Student debt loads vary widely by state. Delaware, New Hampshire, and Pennsylvania had the highest debt levels, with student debt averaging more than $33,000 in these states. Utah, New Mexico, and Nevada had the lowest debt levels, ranging from just under $19,000 in Utah and New Mexico to just over $20,000 in Nevada.
TICAS concludes that students are leaving college not only with diplomas, but with far greater debt burdens than they did 10 years ago. "Student debt has rightly become a major policy issue," said TICAS President Lauren Asher. "Students and families need better information and better policies to make college more affordable and debt less burdensome."
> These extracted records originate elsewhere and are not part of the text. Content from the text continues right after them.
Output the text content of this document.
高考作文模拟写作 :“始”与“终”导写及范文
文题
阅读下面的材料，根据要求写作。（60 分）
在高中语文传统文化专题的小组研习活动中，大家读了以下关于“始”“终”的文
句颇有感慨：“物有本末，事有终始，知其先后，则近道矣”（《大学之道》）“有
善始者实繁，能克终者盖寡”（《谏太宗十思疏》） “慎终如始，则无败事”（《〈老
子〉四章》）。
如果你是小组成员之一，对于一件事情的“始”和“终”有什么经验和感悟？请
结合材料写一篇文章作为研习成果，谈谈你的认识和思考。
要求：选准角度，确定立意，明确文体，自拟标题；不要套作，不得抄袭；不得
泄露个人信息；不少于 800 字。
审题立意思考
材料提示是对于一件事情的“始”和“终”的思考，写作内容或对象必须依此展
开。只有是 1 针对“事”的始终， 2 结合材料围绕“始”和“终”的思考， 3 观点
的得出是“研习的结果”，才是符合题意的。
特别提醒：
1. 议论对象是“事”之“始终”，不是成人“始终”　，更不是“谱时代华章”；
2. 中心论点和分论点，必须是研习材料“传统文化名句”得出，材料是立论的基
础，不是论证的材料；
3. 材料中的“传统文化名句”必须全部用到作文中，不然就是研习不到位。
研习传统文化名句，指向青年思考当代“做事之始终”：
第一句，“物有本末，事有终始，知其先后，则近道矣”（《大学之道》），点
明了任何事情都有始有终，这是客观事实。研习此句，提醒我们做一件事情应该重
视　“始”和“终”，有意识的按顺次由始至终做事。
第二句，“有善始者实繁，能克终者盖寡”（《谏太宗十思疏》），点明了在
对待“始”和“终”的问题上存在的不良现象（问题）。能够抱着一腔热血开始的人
The implications of these high debt levels are serious. Some analysts fear that student debt may slow an already fragile economic recovery. There are indications that many young professionals are postponing marriage and buying homes because of struggles to make student loan payments. What's more, debt loads continue to rise.
Some of the nation's leading higher education funders are convinced of the need to do something about student debt and the cost of higher education. A coalition of leading foundations, including the Ford, Gates, Kresge, Gilbert, and Lumina foundations, have funded TICAS and its research into student debt levels. They also have advocated for national policy action to reduce student debt.
Most of the proposed policy actions have focused on student debts shouldered by low-income students. Ford's Higher Education for Social Justice initiative emphasizes that student debt loads are spread unevenly, with greater burdens shouldered by students from low-income and ethnic minority families. Similarly, Lumina advocates greater support for low-income and first-generation students to reduce student loan debts.
The problem may also become a key issue in the upcoming presidential election. Both Democratic candidates have included proposals to reduce student debt and the cost of college in their stump speeches. Former Secretary of State Hillary Clinton favors billions in federal spending to cut interest rates and create a fund for low-income students. Her rival, Vermont Senator Bernie Sanders, goes further: He advocates making U.S. higher education free for all students, a plan he proposes to pay for through a transaction tax on Wall Street trades.
Pols and funders will continue to make speeches, fund reports, and advocate policy changes, but so far, no proposals appear likely to become law in the forseeable future. Congressional Republicans are certain to oppose any plan that involves higher spending or an increase in taxes.
Meanwhile, student debt levels continue to rise, prompting some to wonder if student loans will be the next "housing bubble."